By Irina Slav
U.S. oil producers are preparing for an abrupt change in federal government policies in case a Democrat wins the 2020 vote, with almost 3 million barrels in daily production at stake if this happens.
This is the average amount of oil produced on federal land, according to Rapidan Energy Group, which also said, as quoted by S&P Global Platts, any curb on oil production would also hamper the development of the Permian, the Bakken shale, and the National Petroleum Reserve in Alaska.
Such a curb would be all but certain. Climate change seems to be the top priority for Democratic voters, so candidates are delivering: each and every one of them has a climate change plan or at the very least the firm intention to address climate change. All the plans announced so far are on the general side and set to cost trillions of dollars, which has made some skeptical they could work.
Yet the Democrat hopefuls’ hawkish stance on energy is unlikely to change, which means the danger for U.S. oil is very real.
“While only a fraction of production on private lands, federal land crude production is roughly equivalent to the total production of Kuwait, and policies that disrupted output on them would ripple through the global market,” Rapidan analysts wrote in a note to clients. “In addition to limiting current production, policies would negatively impact investor sentiment and plans for future growth on private lands.”
One might argue that investor sentiment is already bearing the negative impact of low shareholder returns and low oil prices. There is also an argument in favour of production curbs as a means to strengthen prices.
OPEC did and it worked, sort of.
Canada did it and it worked there, too, sort of. Curbs lead to higher prices, as any OPEC member would tell you.
However, in this case, these higher prices will benefit not just U.S. producers but others, as well, in the same way the OPEC+ cuts benefited U.S. shale drillers.
“I think any efforts to ban fracking or restrict supply will not remove demand for the resource,” said Exxon’s vice president Neil Hansen at the company’s latest conference call. “If anything, it will shift the economic benefit away from the US to another country and potentially impact the price of that commodity here and globally.”
Hansen’s stance is in tune with that of Ben van Beurden, the chief executive of Shell. In a recent interview with Reuters, Van Beurden said the world will continue to demand oil whatever climate change activists say or do.
“Despite what a lot of activists say, it is entirely legitimate to invest in oil and gas because the world demands it,” Van Beurden said. “We have no choice,” he added, referring to long-life oil and gas projects.
In other words, whoever is in the White House, the world—and the United States—will continue to be thirsty for oil.
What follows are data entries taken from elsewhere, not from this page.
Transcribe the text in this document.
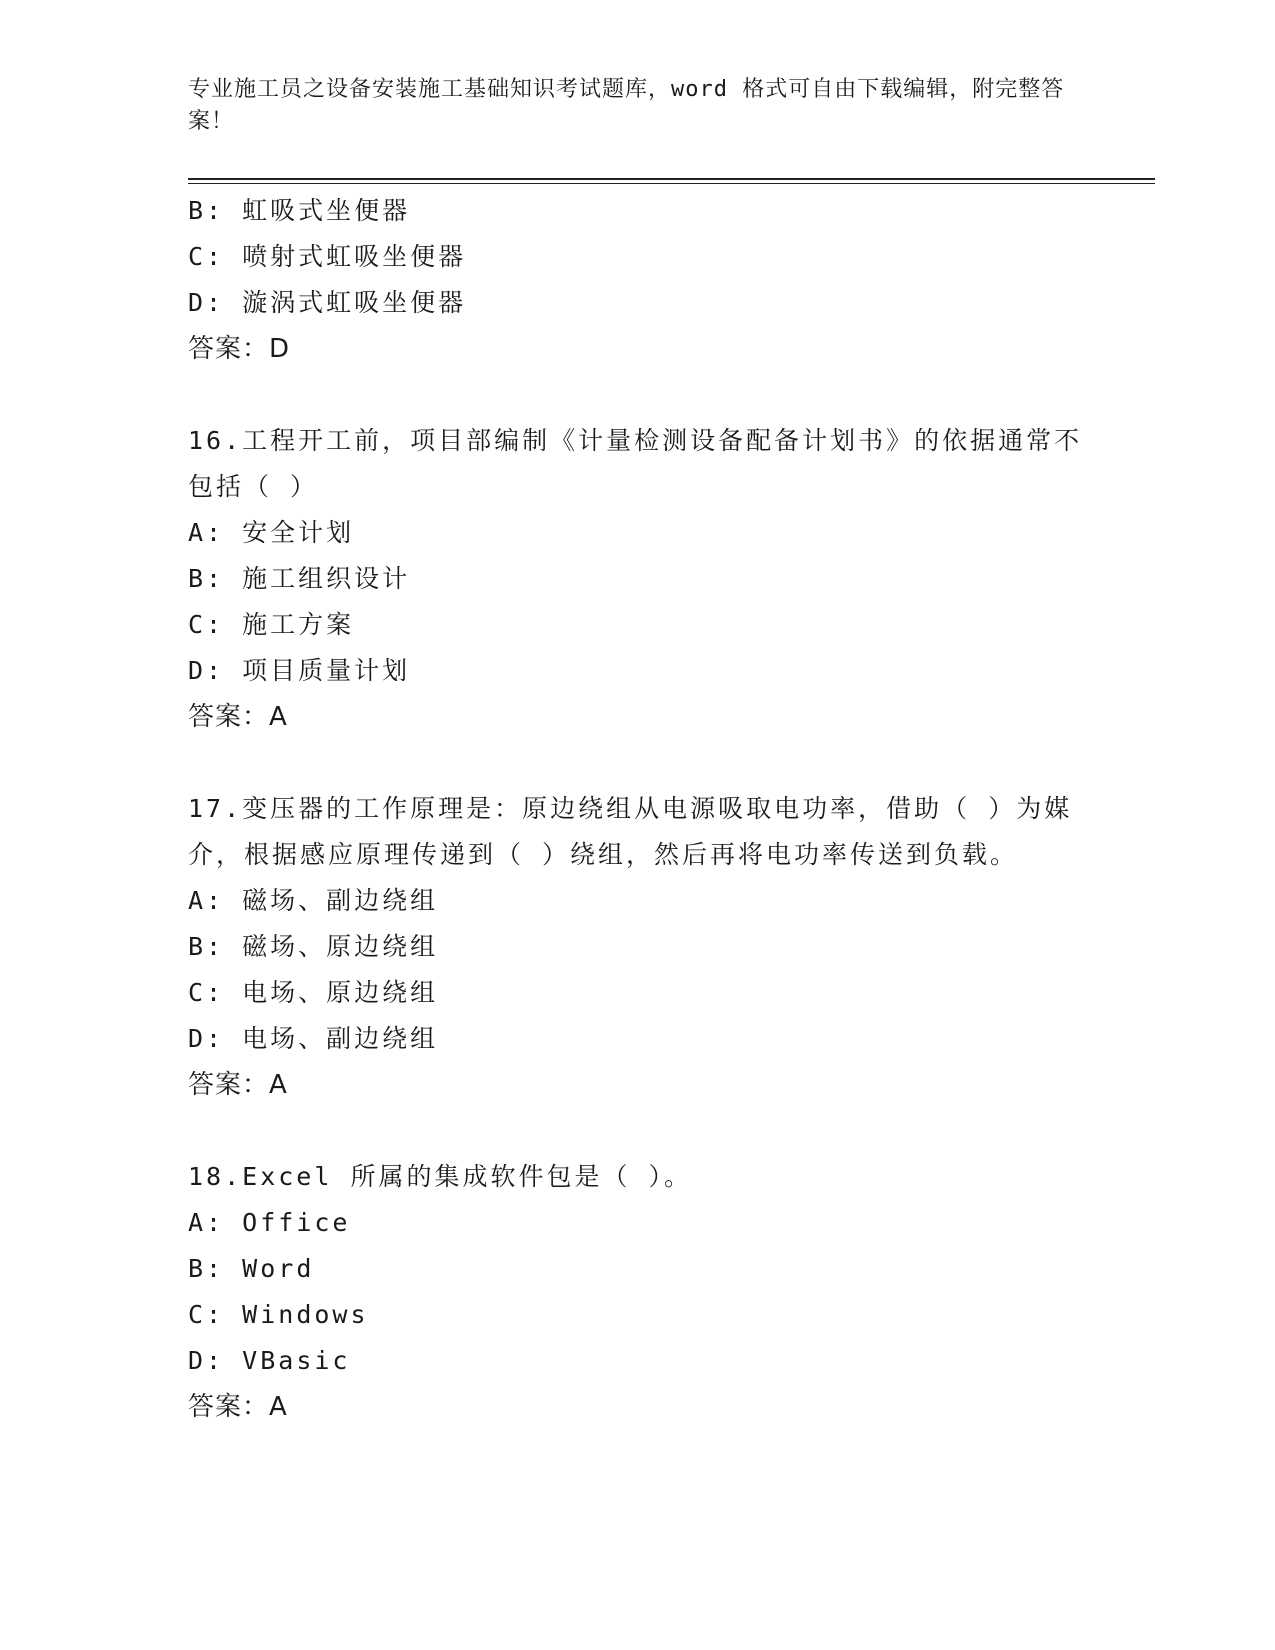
专业施工员之设备安装施工基础知识考试题库，word 格式可自由下载编辑，附完整答案！
B: 虹吸式坐便器
C: 喷射式虹吸坐便器
D: 漩涡式虹吸坐便器
答案：D
16.工程开工前，项目部编制《计量检测设备配备计划书》的依据通常不包括（ ）
A: 安全计划
B: 施工组织设计
C: 施工方案
D: 项目质量计划
答案：A
17.变压器的工作原理是：原边绕组从电源吸取电功率，借助（ ）为媒介，根据感应原理传递到（ ）绕组，然后再将电功率传送到负载。
A: 磁场、副边绕组
B: 磁场、原边绕组
C: 电场、原边绕组
D: 电场、副边绕组
答案：A
18.Excel 所属的集成软件包是（ ）。
A: Office
B: Word
C: Windows
D: VBasic
答案：A
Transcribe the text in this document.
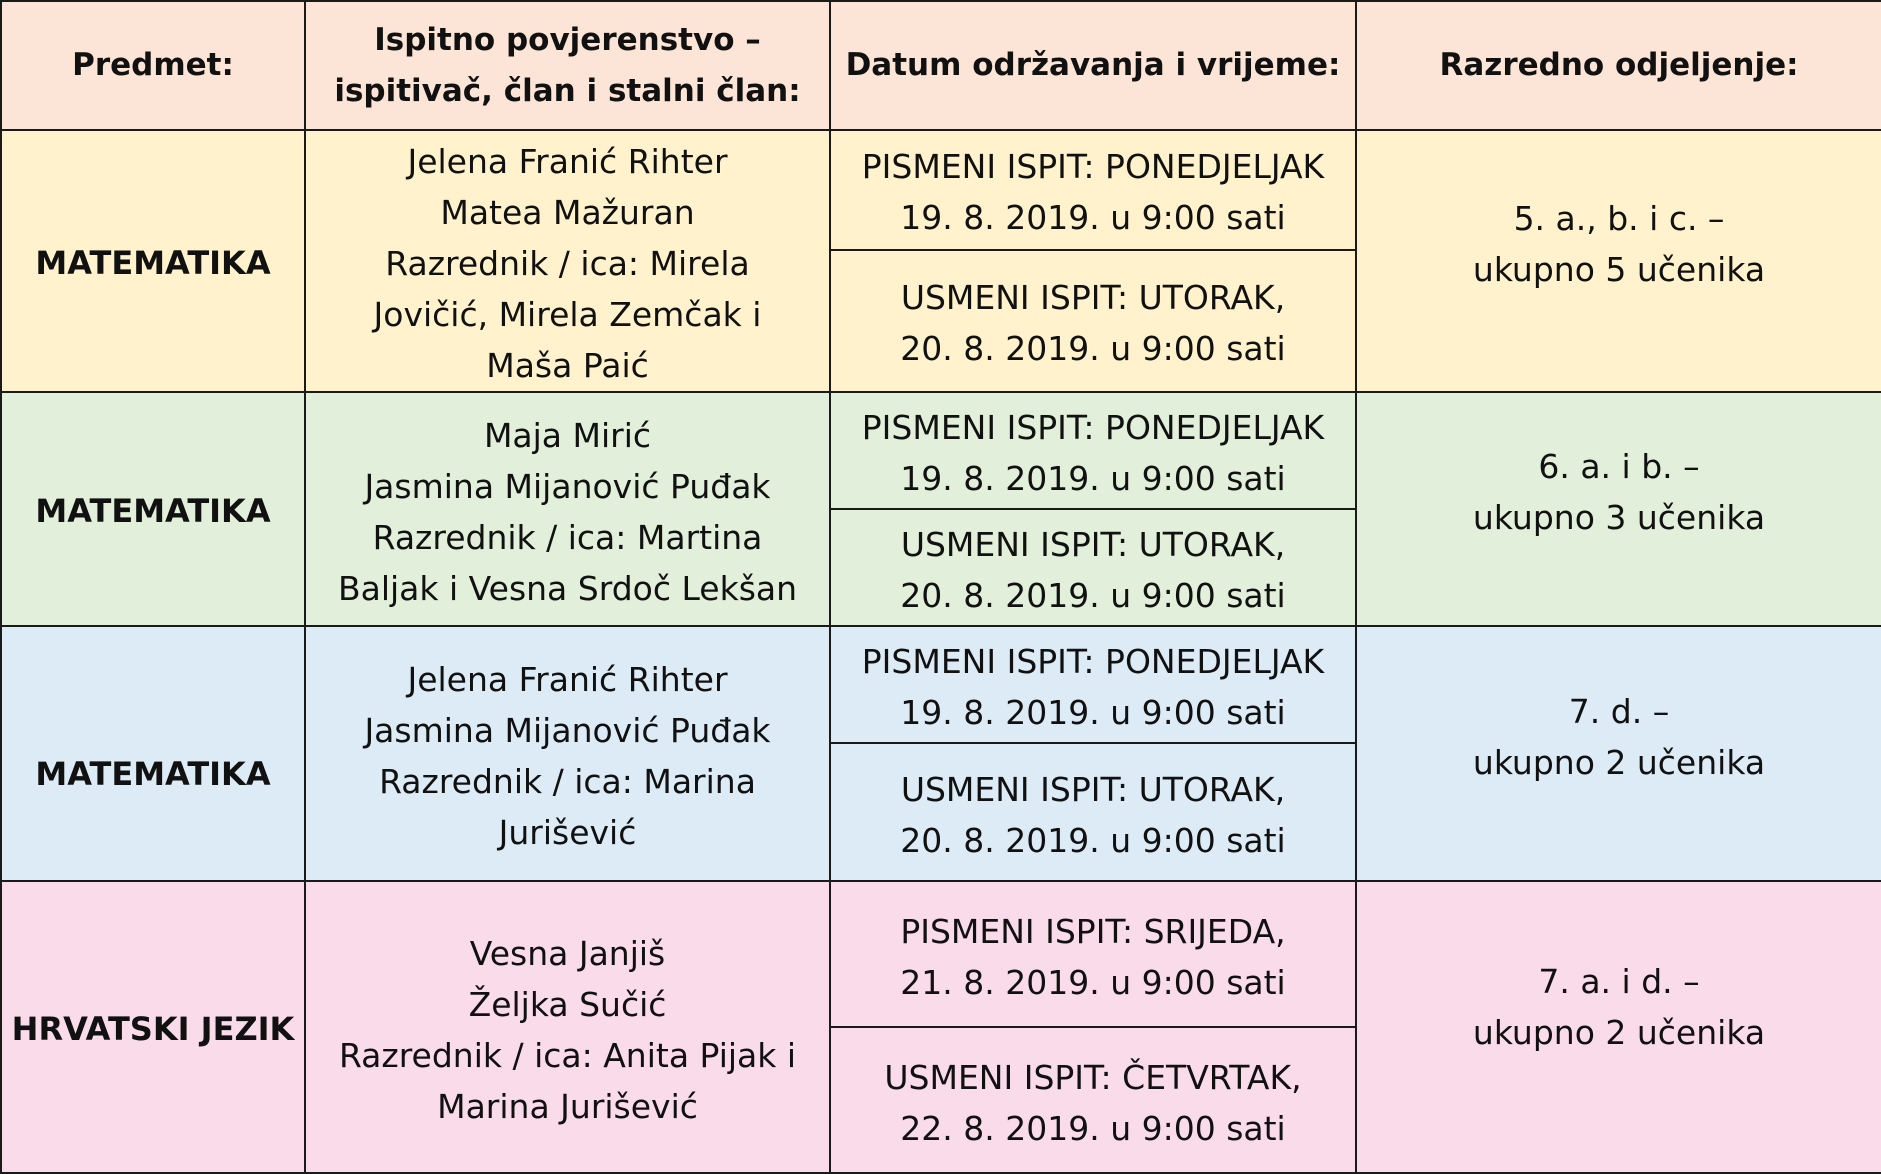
Predmet:	Ispitno povjerenstvo –
ispitivač, član i stalni član:	Datum održavanja i vrijeme:	Razredno odjeljenje:

MATEMATIKA	Jelena Franić Rihter
Matea Mažuran
Razrednik / ica: Mirela
Jovičić, Mirela Zemčak i
Maša Paić	PISMENI ISPIT: PONEDJELJAK
19. 8. 2019. u 9:00 sati	5. a., b. i c. –
ukupno 5 učenika

		USMENI ISPIT: UTORAK,
20. 8. 2019. u 9:00 sati	

MATEMATIKA	Maja Mirić
Jasmina Mijanović Puđak
Razrednik / ica: Martina
Baljak i Vesna Srdoč Lekšan	PISMENI ISPIT: PONEDJELJAK
19. 8. 2019. u 9:00 sati	6. a. i b. –
ukupno 3 učenika

		USMENI ISPIT: UTORAK,
20. 8. 2019. u 9:00 sati	

MATEMATIKA	Jelena Franić Rihter
Jasmina Mijanović Puđak
Razrednik / ica: Marina
Jurišević	PISMENI ISPIT: PONEDJELJAK
19. 8. 2019. u 9:00 sati	7. d. –
ukupno 2 učenika

		USMENI ISPIT: UTORAK,
20. 8. 2019. u 9:00 sati	

HRVATSKI JEZIK	Vesna Janjiš
Željka Sučić
Razrednik / ica: Anita Pijak i
Marina Jurišević	PISMENI ISPIT: SRIJEDA,
21. 8. 2019. u 9:00 sati	7. a. i d. –
ukupno 2 učenika

		USMENI ISPIT: ČETVRTAK,
22. 8. 2019. u 9:00 sati	
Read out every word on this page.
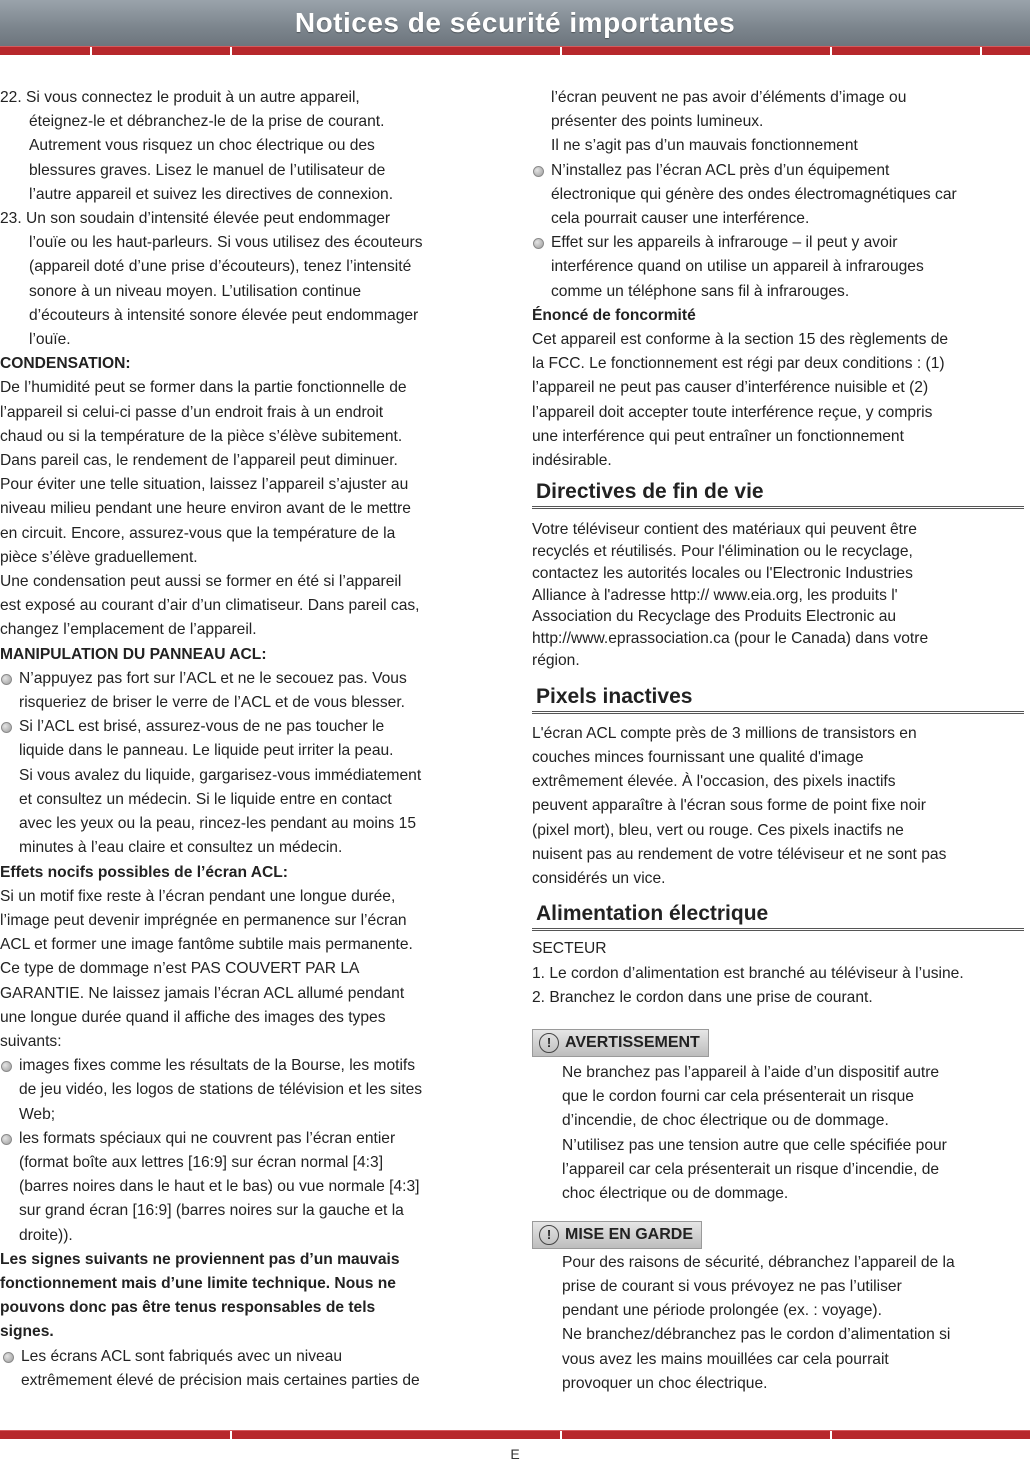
Notices de sécurité importantes

22. Si vous connectez le produit à un autre appareil,

éteignez-le et débranchez-le de la prise de courant.

Autrement vous risquez un choc électrique ou des

blessures graves. Lisez le manuel de l’utilisateur de

l’autre appareil et suivez les directives de connexion.

23. Un son soudain d’intensité élevée peut endommager

l’ouïe ou les haut-parleurs. Si vous utilisez des écouteurs

(appareil doté d’une prise d’écouteurs), tenez l’intensité

sonore à un niveau moyen. L’utilisation continue

d’écouteurs à intensité sonore élevée peut endommager

l’ouïe.

CONDENSATION:

De l’humidité peut se former dans la partie fonctionnelle de

l’appareil si celui-ci passe d’un endroit frais à un endroit

chaud ou si la température de la pièce s’élève subitement.

Dans pareil cas, le rendement de l’appareil peut diminuer.

Pour éviter une telle situation, laissez l’appareil s’ajuster au

niveau milieu pendant une heure environ avant de le mettre

en circuit. Encore, assurez-vous que la température de la

pièce s’élève graduellement.

Une condensation peut aussi se former en été si l’appareil

est exposé au courant d’air d’un climatiseur. Dans pareil cas,

changez l’emplacement de l’appareil.

MANIPULATION DU PANNEAU ACL:

N’appuyez pas fort sur l’ACL et ne le secouez pas. Vous

risqueriez de briser le verre de l’ACL et de vous blesser.

Si l’ACL est brisé, assurez-vous de ne pas toucher le

liquide dans le panneau. Le liquide peut irriter la peau.

Si vous avalez du liquide, gargarisez-vous immédiatement

et consultez un médecin. Si le liquide entre en contact

avec les yeux ou la peau, rincez-les pendant au moins 15

minutes à l’eau claire et consultez un médecin.

Effets nocifs possibles de l’écran ACL:

Si un motif fixe reste à l’écran pendant une longue durée,

l’image peut devenir imprégnée en permanence sur l’écran

ACL et former une image fantôme subtile mais permanente.

Ce type de dommage n’est PAS COUVERT PAR LA

GARANTIE. Ne laissez jamais l’écran ACL allumé pendant

une longue durée quand il affiche des images des types

suivants:

images fixes comme les résultats de la Bourse, les motifs

de jeu vidéo, les logos de stations de télévision et les sites

Web;

les formats spéciaux qui ne couvrent pas l’écran entier

(format boîte aux lettres [16:9] sur écran normal [4:3]

(barres noires dans le haut et le bas) ou vue normale [4:3]

sur grand écran [16:9] (barres noires sur la gauche et la

droite)).

Les signes suivants ne proviennent pas d’un mauvais

fonctionnement mais d’une limite technique. Nous ne

pouvons donc pas être tenus responsables de tels

signes.

Les écrans ACL sont fabriqués avec un niveau

extrêmement élevé de précision mais certaines parties de

l’écran peuvent ne pas avoir d’éléments d’image ou

présenter des points lumineux.

Il ne s’agit pas d’un mauvais fonctionnement

N’installez pas l’écran ACL près d’un équipement

électronique qui génère des ondes électromagnétiques car

cela pourrait causer une interférence.

Effet sur les appareils à infrarouge – il peut y avoir

interférence quand on utilise un appareil à infrarouges

comme un téléphone sans fil à infrarouges.

Énoncé de foncormité

Cet appareil est conforme à la section 15 des règlements de

la FCC. Le fonctionnement est régi par deux conditions : (1)

l’appareil ne peut pas causer d’interférence nuisible et (2)

l’appareil doit accepter toute interférence reçue, y compris

une interférence qui peut entraîner un fonctionnement

indésirable.

Directives de fin de vie

Votre téléviseur contient des matériaux qui peuvent être

recyclés et réutilisés. Pour l'élimination ou le recyclage,

contactez les autorités locales ou l'Electronic Industries

Alliance à l'adresse http:// www.eia.org, les produits l'

Association du Recyclage des Produits Electronic au

http://www.eprassociation.ca (pour le Canada) dans votre

région.

Pixels inactives

L'écran ACL compte près de 3 millions de transistors en

couches minces fournissant une qualité d'image

extrêmement élevée. À l'occasion, des pixels inactifs

peuvent apparaître à l'écran sous forme de point fixe noir

(pixel mort), bleu, vert ou rouge. Ces pixels inactifs ne

nuisent pas au rendement de votre téléviseur et ne sont pas

considérés un vice.

Alimentation électrique

SECTEUR

1. Le cordon d’alimentation est branché au téléviseur à l’usine.

2. Branchez le cordon dans une prise de courant.

! AVERTISSEMENT

Ne branchez pas l’appareil à l’aide d’un dispositif autre

que le cordon fourni car cela présenterait un risque

d’incendie, de choc électrique ou de dommage.

N’utilisez pas une tension autre que celle spécifiée pour

l’appareil car cela présenterait un risque d’incendie, de

choc électrique ou de dommage.

! MISE EN GARDE

Pour des raisons de sécurité, débranchez l’appareil de la

prise de courant si vous prévoyez ne pas l’utiliser

pendant une période prolongée (ex. : voyage).

Ne branchez/débranchez pas le cordon d’alimentation si

vous avez les mains mouillées car cela pourrait

provoquer un choc électrique.

E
How much of this oil will be pumped locally, from the Permian and the Bakken, and the Gulf of Mexico, and imported from Saudi Arabia and Kuwait, will depend on the next administration and the next Congress.
After Americans have been reaping the benefits of fast-growing local production for years now, chances are, if a Democrat indeed wins the vote, they might want to adjust their strict climate policies to avoid angering millions of people.